Video yang menampilkan evakuasi bocah dirantai orangtua tersebut beredar luas di media sosial sejak Minggu (19/10/2025).
Dalam video berdurasi 6 menit 32 detik itu, terlihat SN mengenakan pakaian berwarna biru, duduk di lantai depan kamar dengan kaki kanannya dirantai dan digembok.
Rantai tersebut bahkan dipaku di kusen pintu kamar.
Beberapa warga dewasa tampak berusaha membebaskan rantai tersebut menggunakan tang.
Viralnya nasib bocah itu lantas perhatian serius dari Wakil Gubernur Lampung, Jihan Nurlela.
Jihan Nurlela menyebutkan, kasus bocah dirantai orangtua di Kabupaten Mesuji adalah potret kisah keluarga nan pilu yang dialami masyarakat kelas bawah.
Sudut pandang itu disampaikannya melalui unggahan akun Instagram pribadinya seusai bertemu SN.
Jihan mengatakan, kisah keluarga SN, baik itu ES (ibu kandung) ataupun TS (ayah tiri) sangat kompleks.
Masalah-masalah yang dialami keluarga itu sedikit banyak menjadi potret kondisi masyarakat kelas bawah yang terjadi sekarang ini.
"Ibu E ini menikah muda saat usianya baru 14 tahun. Suami pertamanya meninggal dan dia menikah lagi dengan TS," kata Jihan, Selasa (21/10/2025), dikutip dari Kompas.com.

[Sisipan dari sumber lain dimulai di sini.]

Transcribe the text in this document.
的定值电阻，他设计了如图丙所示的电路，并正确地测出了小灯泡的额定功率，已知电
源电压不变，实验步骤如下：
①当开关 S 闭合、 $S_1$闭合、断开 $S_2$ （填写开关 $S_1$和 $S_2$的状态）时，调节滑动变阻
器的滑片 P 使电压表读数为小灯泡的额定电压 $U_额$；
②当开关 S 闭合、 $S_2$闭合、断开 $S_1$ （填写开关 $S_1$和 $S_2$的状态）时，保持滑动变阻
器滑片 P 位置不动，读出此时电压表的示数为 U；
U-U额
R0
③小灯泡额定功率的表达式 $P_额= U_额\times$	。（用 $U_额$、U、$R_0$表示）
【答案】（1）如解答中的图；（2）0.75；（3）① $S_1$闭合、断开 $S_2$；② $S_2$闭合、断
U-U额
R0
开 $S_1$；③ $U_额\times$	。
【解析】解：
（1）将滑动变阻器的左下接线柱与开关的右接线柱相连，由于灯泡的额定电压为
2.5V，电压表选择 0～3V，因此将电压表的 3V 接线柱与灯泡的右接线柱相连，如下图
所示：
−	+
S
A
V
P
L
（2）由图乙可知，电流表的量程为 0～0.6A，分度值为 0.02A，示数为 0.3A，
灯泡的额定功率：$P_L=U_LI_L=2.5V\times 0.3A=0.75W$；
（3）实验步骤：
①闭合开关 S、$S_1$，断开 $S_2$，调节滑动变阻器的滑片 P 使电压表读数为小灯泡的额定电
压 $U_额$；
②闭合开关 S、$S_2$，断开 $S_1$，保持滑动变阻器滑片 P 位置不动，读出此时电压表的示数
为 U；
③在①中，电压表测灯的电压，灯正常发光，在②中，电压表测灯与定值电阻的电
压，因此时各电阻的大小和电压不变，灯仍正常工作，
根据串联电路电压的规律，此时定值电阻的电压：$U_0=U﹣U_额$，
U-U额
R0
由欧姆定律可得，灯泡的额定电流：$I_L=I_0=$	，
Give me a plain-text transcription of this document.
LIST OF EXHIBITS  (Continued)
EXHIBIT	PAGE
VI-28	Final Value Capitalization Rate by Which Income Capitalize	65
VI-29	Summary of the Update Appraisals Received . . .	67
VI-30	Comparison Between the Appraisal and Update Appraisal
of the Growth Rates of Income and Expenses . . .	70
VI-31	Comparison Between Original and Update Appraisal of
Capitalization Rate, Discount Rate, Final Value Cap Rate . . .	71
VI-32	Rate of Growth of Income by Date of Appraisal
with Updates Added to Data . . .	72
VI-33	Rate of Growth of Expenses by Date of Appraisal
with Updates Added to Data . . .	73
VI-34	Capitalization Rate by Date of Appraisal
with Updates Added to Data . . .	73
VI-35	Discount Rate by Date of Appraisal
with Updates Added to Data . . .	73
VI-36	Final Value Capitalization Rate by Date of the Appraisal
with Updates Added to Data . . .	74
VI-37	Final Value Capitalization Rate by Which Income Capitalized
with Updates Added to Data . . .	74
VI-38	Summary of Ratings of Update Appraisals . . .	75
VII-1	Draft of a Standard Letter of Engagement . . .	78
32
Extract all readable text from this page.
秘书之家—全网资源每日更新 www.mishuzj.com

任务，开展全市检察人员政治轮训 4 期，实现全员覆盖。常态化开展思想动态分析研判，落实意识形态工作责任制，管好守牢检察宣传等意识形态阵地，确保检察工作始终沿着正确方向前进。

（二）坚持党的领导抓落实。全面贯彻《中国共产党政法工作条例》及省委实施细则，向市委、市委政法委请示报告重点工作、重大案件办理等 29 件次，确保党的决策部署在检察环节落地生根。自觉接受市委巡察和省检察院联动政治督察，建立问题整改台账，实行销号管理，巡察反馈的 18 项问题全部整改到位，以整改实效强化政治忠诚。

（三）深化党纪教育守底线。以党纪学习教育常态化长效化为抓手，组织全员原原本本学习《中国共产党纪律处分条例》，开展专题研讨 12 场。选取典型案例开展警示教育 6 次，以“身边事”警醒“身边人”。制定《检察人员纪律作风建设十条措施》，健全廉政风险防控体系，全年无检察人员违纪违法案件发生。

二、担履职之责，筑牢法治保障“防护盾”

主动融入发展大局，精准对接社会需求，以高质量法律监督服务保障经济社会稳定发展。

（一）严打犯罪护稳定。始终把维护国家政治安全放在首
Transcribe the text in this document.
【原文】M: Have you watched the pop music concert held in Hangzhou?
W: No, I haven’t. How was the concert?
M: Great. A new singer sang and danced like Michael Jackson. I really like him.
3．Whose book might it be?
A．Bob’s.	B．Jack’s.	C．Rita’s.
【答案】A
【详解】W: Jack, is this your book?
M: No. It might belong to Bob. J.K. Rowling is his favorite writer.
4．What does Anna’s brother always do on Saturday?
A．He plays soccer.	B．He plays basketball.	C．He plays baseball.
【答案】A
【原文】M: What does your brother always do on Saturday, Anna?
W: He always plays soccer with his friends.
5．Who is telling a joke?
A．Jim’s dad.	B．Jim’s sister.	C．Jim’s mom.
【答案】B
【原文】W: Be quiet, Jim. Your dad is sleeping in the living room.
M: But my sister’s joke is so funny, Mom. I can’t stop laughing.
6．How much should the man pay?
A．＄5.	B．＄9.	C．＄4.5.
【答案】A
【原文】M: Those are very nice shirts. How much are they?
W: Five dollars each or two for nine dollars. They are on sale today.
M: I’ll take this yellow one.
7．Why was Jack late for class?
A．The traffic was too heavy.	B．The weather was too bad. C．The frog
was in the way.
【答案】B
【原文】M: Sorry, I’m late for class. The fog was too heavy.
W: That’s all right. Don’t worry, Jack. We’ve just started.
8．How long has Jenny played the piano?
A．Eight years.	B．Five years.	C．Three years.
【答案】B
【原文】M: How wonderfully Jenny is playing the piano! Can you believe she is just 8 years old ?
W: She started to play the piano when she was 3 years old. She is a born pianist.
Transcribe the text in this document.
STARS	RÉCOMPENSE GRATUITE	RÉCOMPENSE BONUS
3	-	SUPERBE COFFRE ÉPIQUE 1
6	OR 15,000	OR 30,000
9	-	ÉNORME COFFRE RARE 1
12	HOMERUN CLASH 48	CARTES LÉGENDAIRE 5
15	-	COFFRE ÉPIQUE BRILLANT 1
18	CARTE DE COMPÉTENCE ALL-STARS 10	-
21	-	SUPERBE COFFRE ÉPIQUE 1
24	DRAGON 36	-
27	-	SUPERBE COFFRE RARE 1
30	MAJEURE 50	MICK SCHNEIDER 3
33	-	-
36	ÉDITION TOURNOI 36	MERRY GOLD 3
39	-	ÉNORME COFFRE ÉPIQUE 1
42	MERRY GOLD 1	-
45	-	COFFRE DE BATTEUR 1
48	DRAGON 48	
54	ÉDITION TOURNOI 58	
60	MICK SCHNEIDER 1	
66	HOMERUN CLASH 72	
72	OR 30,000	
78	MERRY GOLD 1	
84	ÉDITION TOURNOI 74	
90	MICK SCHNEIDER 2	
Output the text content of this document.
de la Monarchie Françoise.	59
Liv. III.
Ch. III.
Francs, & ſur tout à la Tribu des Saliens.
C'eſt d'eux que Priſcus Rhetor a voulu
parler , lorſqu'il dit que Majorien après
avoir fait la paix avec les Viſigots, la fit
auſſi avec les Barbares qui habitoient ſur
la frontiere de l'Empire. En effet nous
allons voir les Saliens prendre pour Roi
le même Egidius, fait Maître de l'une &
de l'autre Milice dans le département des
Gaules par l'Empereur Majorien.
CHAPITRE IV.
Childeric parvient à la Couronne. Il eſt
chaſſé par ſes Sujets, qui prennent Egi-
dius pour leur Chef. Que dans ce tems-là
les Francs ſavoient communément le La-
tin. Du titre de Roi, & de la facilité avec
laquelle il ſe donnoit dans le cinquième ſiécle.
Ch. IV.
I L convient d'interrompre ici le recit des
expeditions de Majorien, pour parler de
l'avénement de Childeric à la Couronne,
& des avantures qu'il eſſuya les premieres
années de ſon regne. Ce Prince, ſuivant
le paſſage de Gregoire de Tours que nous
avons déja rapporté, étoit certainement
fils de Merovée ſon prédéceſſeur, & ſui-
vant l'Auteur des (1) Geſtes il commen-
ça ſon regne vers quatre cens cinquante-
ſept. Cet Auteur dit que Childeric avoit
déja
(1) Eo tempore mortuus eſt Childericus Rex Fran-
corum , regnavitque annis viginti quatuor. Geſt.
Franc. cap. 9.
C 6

Jihan menambahkan, pernikahan dalam usia muda itu tidak bisa disalahkan kepada ibunda korban karena tingkat pendidikan yang rendah.
"Orangtua ananda SN ini tidak lulus SD," kata Jihan.
Perekonomian keluarga yang berada di bawah garis kemiskinan ini ditambah dengan kondisi anak kedua, TI (2) yang menderita penyakit jantung bawaan, labiopalatoschizis (bibir sumbing dan langit-langit terbuka), serta mengalami stunting dengan berat badan hanya sekira 5,3 kilogram.
“Mereka tinggal di kawasan Register, sehingga sulit mengakses bantuan pemerintah. Bahkan rumah yang mereka tempati pun statusnya hanya menumpang,” katanya.
Dari hasil kunjungan ke kediaman keluarga itu, Jihan menilai dirantainya SN itu bukan dilandasi niat kekerasan. Ini melainkan rasa khawatir orangtua atas keselamatan korban.
SN disebutkan pernah bermain di sungai dan hampir hanyut. Sehingga pada peristiwa terakhir, ES dan TS bingung harus menitipkan SN kepada siapa.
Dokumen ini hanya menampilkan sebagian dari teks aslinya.